Monoamine oxidase B expression is selectively regulated by dexamethasone in cultured rat astrocytes.

The influence of dexamethasone on monoamine oxidase (MAO) A and B expression and activity was investigated in primary cultures of rat type 1 astrocytes cultured under serum free, defined conditions. Dexamethasone treatment resulted in a dose- and time-dependent induction of MAO-B, but not of MAO-A, activity. The selective MAO-B increase was substantially reduced by the antagonist RU 486, thus suggesting a glucocorticoid receptor-mediated action of the hormone. Kinetic analysis showed an increase in Vmax of MAO-B with no change in apparent K(m).

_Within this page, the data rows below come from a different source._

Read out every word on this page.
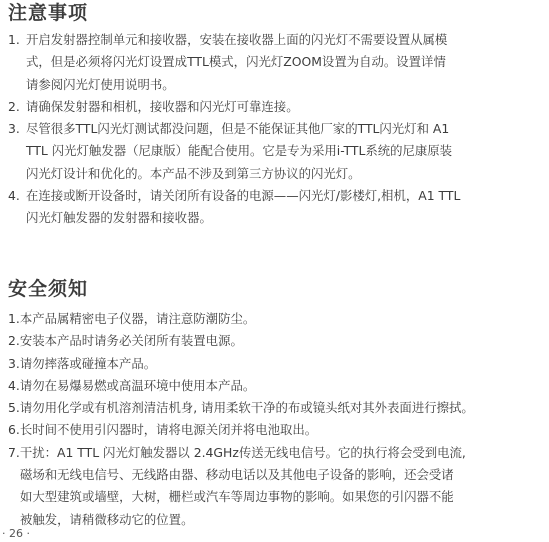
注意事项
1. 开启发射器控制单元和接收器，安装在接收器上面的闪光灯不需要设置从属模
式，但是必须将闪光灯设置成TTL模式，闪光灯ZOOM设置为自动。设置详情
请参阅闪光灯使用说明书。
2. 请确保发射器和相机，接收器和闪光灯可靠连接。
3. 尽管很多TTL闪光灯测试都没问题，但是不能保证其他厂家的TTL闪光灯和 A1
TTL 闪光灯触发器（尼康版）能配合使用。它是专为采用i-TTL系统的尼康原装
闪光灯设计和优化的。本产品不涉及到第三方协议的闪光灯。
4. 在连接或断开设备时，请关闭所有设备的电源——闪光灯/影楼灯,相机，A1 TTL
闪光灯触发器的发射器和接收器。
安全须知
1.本产品属精密电子仪器，请注意防潮防尘。
2.安装本产品时请务必关闭所有装置电源。
3.请勿摔落或碰撞本产品。
4.请勿在易爆易燃或高温环境中使用本产品。
5.请勿用化学或有机溶剂清洁机身, 请用柔软干净的布或镜头纸对其外表面进行擦拭。
6.长时间不使用引闪器时，请将电源关闭并将电池取出。
7.干扰：A1 TTL 闪光灯触发器以 2.4GHz传送无线电信号。它的执行将会受到电流,
磁场和无线电信号、无线路由器、移动电话以及其他电子设备的影响，还会受诸
如大型建筑或墙壁，大树，栅栏或汽车等周边事物的影响。如果您的引闪器不能
被触发，请稍微移动它的位置。
· 26 ·
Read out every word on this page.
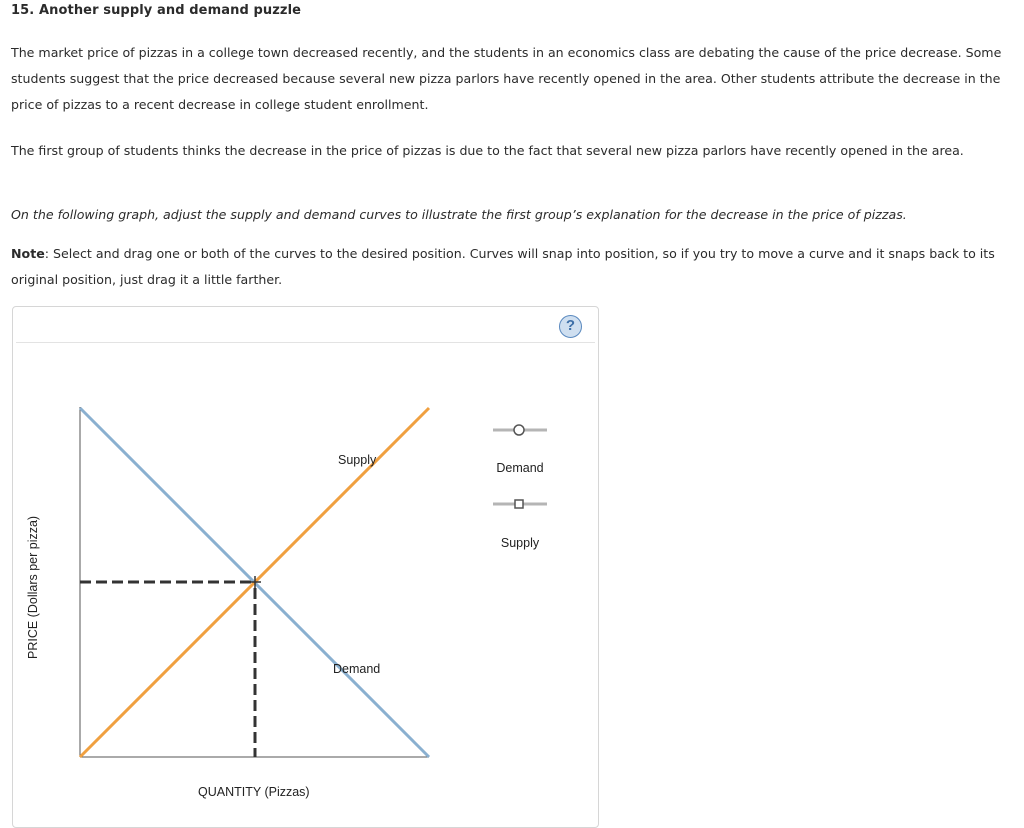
15. Another supply and demand puzzle

The market price of pizzas in a college town decreased recently, and the students in an economics class are debating the cause of the price decrease. Some students suggest that the price decreased because several new pizza parlors have recently opened in the area. Other students attribute the decrease in the price of pizzas to a recent decrease in college student enrollment.

The first group of students thinks the decrease in the price of pizzas is due to the fact that several new pizza parlors have recently opened in the area.

On the following graph, adjust the supply and demand curves to illustrate the first group’s explanation for the decrease in the price of pizzas.

Note: Select and drag one or both of the curves to the desired position. Curves will snap into position, so if you try to move a curve and it snaps back to its original position, just drag it a little farther.

?
Supply
Demand
QUANTITY (Pizzas)
PRICE (Dollars per pizza)
Demand
Supply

The dexamethasone-induced selective rise in MAO-B activity appeared to be due to enhanced enzyme synthesis, since MAO-B mRNA was markedly increased by dexamethasone treatment and the recovery of MAO-B activity after its irreversible inhibition by deprenyl was more pronounced in the presence than in the absence of the hormone. Furthermore, the dexamethasone effect was abolished by the protein synthesis inhibitors actinomycin D or cycloheximide. The present study demonstrates that dexamethasone is able to selectively induce MAO-B in type 1 astrocytes and leads to speculation of a possible role for glucocorticoids in the increase in brain MAO-B associated with neurodegenerative disorders, such as Parkinson's and Alzheimer's diseases.